Don't Beat Up Buffett -- Prop. 13 Isn't Written in Stone

August 19, 2003|Patt Morrison

Too bad Arnold Schwar- zenegger is a weightlifter and not a sprinter.

He couldn't run fast enough this weekend to put some real distance between himself and Warren Buffett, who suddenly became the skunk at the dinner party. It's hard to get people to hate you when you're the world's second-richest man, but Buffett sure did.

He told the Wall Street Journal that Californians don't pay enough property taxes, and he blamed Proposition 13.

This is the risk you take when you run a doughnut campaign.

Schwarzenegger has surrounded himself with political padding: Buffett, former governor Pete Wilson, former secretary of State George Shultz, and even actor Rob Lowe, whose political experience beyond partying at the 1988 Democratic convention in Atlanta and working on the "West Wing" set may extend to his $500 political contribution last year to Schwarzenegger's brother-in-law, Mark Shriver.

They're the doughnut -- the sugar and the dough. Schwarzenegger is the doughnut hole -- a lot of nothing so far.

Schwarzenegger even says he can't remember meeting Enron capo Kenneth Lay on Thursday, May 17, 2001, when, for reasons that pass understanding, Schwarzenegger joined then-mayor Richard Riordan and financier Michael Milken and a few other big players with Lay at the Peninsula Hotel in Beverly Hills.

You and I would remember it, even without looking back at our electric bills.
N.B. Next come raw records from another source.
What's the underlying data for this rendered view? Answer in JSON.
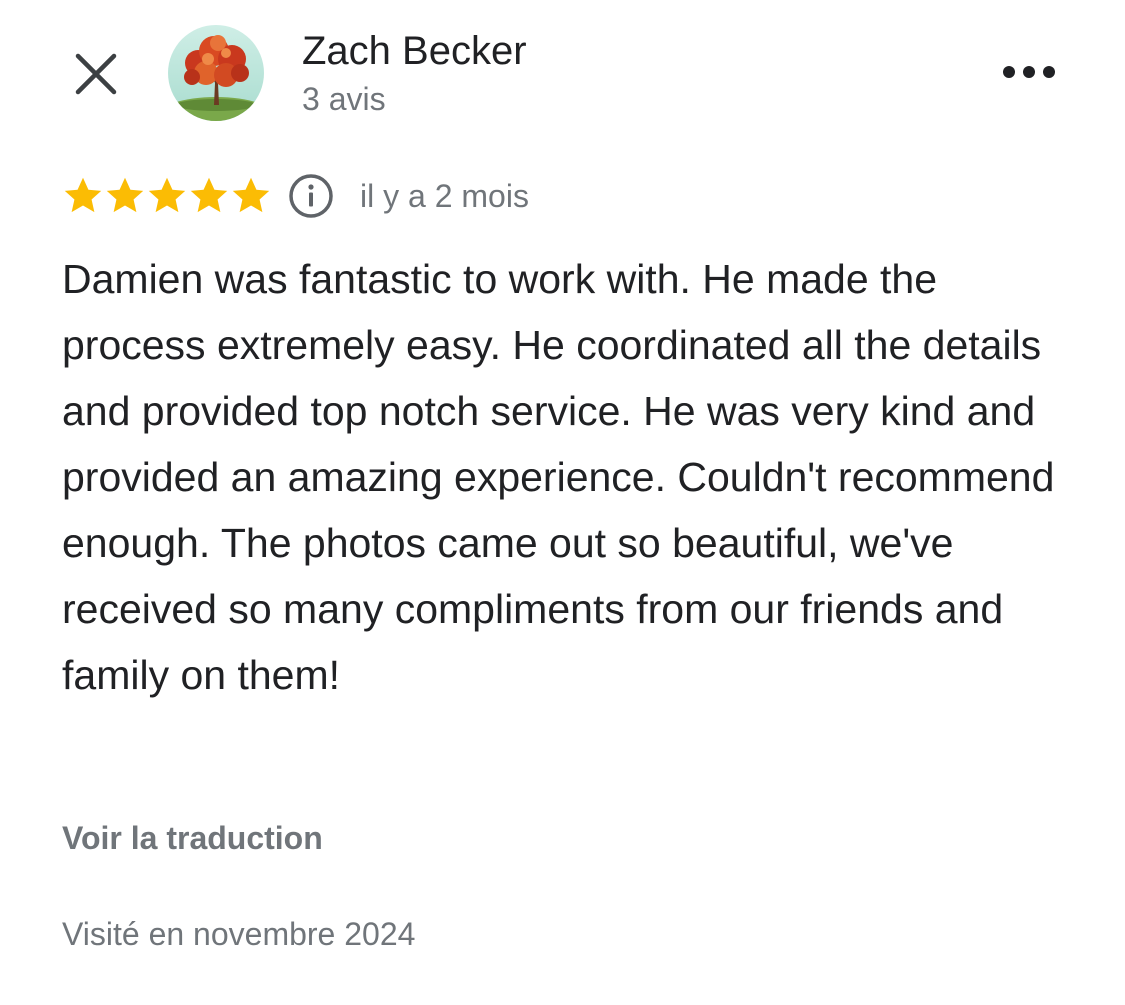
{
  "header": {
    "author_name": "Zach Becker",
    "review_count": "3 avis",
    "close_icon": "close-icon",
    "more_icon": "more-horizontal-icon",
    "avatar_icon": "tree-avatar-icon"
  },
  "review": {
    "rating": 5,
    "rating_max": 5,
    "star_color": "#fbbc04",
    "info_icon": "info-icon",
    "time_ago": "il y a 2 mois",
    "text": "Damien was fantastic to work with. He made the process extremely easy. He coordinated all the details and provided top notch service. He was very kind and provided an amazing experience. Couldn't recommend enough. The photos came out so beautiful, we've received so many compliments from our friends and family on them!",
    "translate_label": "Voir la traduction",
    "visited_label": "Visité en novembre 2024"
  },
  "colors": {
    "primary_text": "#202124",
    "secondary_text": "#70757a",
    "star": "#fbbc04"
  }
}
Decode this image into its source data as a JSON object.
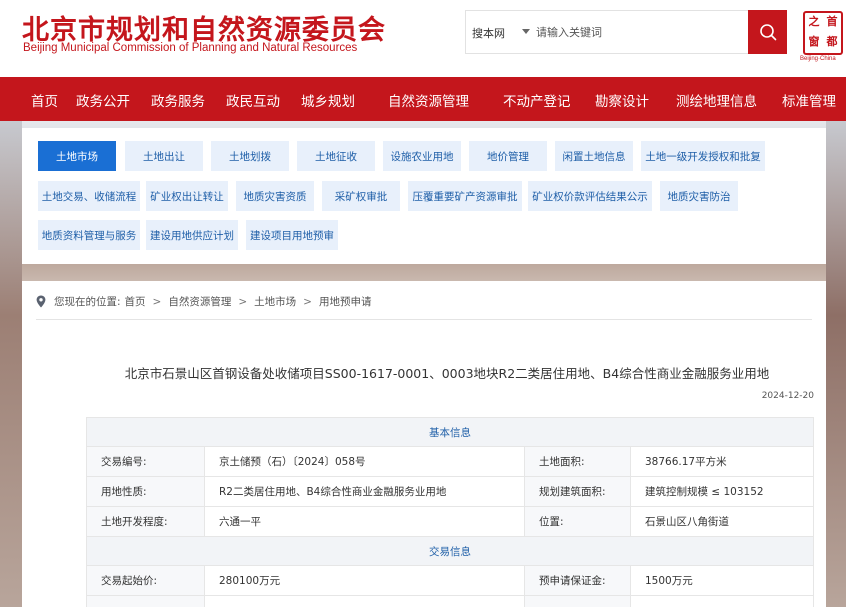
{
  "header": {
    "title_cn": "北京市规划和自然资源委员会",
    "title_en": "Beijing Municipal Commission of Planning and Natural Resources",
    "search_scope": "搜本网",
    "search_placeholder": "请输入关键词",
    "seal_chars": [
      "首",
      "都",
      "之",
      "窗"
    ],
    "seal_en": "Beijing·China",
    "brand_color": "#c4161c"
  },
  "nav": {
    "items": [
      "首页",
      "政务公开",
      "政务服务",
      "政民互动",
      "城乡规划",
      "自然资源管理",
      "不动产登记",
      "勘察设计",
      "测绘地理信息",
      "标准管理"
    ]
  },
  "tabs": {
    "row1": [
      "土地市场",
      "土地出让",
      "土地划拨",
      "土地征收",
      "设施农业用地",
      "地价管理",
      "闲置土地信息",
      "土地一级开发授权和批复"
    ],
    "row2": [
      "土地交易、收储流程",
      "矿业权出让转让",
      "地质灾害资质",
      "采矿权审批",
      "压覆重要矿产资源审批",
      "矿业权价款评估结果公示",
      "地质灾害防治"
    ],
    "row3": [
      "地质资料管理与服务",
      "建设用地供应计划",
      "建设项目用地预审"
    ],
    "active": "土地市场",
    "active_color": "#1a6fd4"
  },
  "breadcrumb": {
    "prefix": "您现在的位置:",
    "items": [
      "首页",
      "自然资源管理",
      "土地市场",
      "用地预申请"
    ]
  },
  "article": {
    "title": "北京市石景山区首钢设备处收储项目SS00-1617-0001、0003地块R2二类居住用地、B4综合性商业金融服务业用地",
    "date": "2024-12-20"
  },
  "table": {
    "section_basic": "基本信息",
    "section_trade": "交易信息",
    "rows_basic": [
      {
        "l1": "交易编号:",
        "v1": "京土储预（石）〔2024〕058号",
        "l2": "土地面积:",
        "v2": "38766.17平方米"
      },
      {
        "l1": "用地性质:",
        "v1": "R2二类居住用地、B4综合性商业金融服务业用地",
        "l2": "规划建筑面积:",
        "v2": "建筑控制规模 ≤ 103152"
      },
      {
        "l1": "土地开发程度:",
        "v1": "六通一平",
        "l2": "位置:",
        "v2": "石景山区八角街道"
      }
    ],
    "rows_trade": [
      {
        "l1": "交易起始价:",
        "v1": "280100万元",
        "l2": "预申请保证金:",
        "v2": "1500万元"
      }
    ]
  }
}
That was the day it looked like rolling blackouts were coming, the day that state investigators said they had evidence of a "cartel" of power companies shutting down plants to ratchet up prices. The energy crisis set Gray Davis on the path to recall. Pity it's slipped Schwarzenegger's mind.

(Schwarzenegger is sitting down tomorrow with Buffett and Shultz in a cabinet-type meeting; let's hope he remembers that.) Anyway, who can blame Schwarzenegger for keeping his yap shut? Most candidates have to talk a blue streak just to get themselves noted, much less voted in. Schwarzenegger is already famous; as long as he keeps his mouth closed, people can choose to interpret just about anything they want in his cinderblock face. Every time he talks policy and says just what it is he stands for, he risks losing voters who believed he stood for something else.

So here comes this Schwarzenegger surrogate, Warren Buffett, the Boy Billionaire of the Platte, mouthing off about Proposition 13.

The thing with Buffett is, he may be right.

Before you start hollering -- the usual response if anyone so much as whispers about changing Proposition 13 -- and sending me e-mails lumping me with Osama bin Laden, read on.

The last time I checked the New Testament, the names Matthew, Mark, Luke and John were not followed by the Gospel according to Howard Jarvis.

Jarvis fathered Proposition 13, and Proposition 13 has its indisputable virtues. It's kept roofs over the heads of tens of thousands of people who would otherwise have been taxed out of their own houses.

But it was not seared in letters of fire upon stone tablets. The Founding Fathers' collective constitutional genius still needs adaption and interpretation; why expect Proposition 13 to be infallible?

It's taken Buffett, the rich guy from Nebraska, to say the unsayable, because none of our politicians has the guts to -- not if they want to be elected ever again to anything bigger than the bake sale committee of the PTA.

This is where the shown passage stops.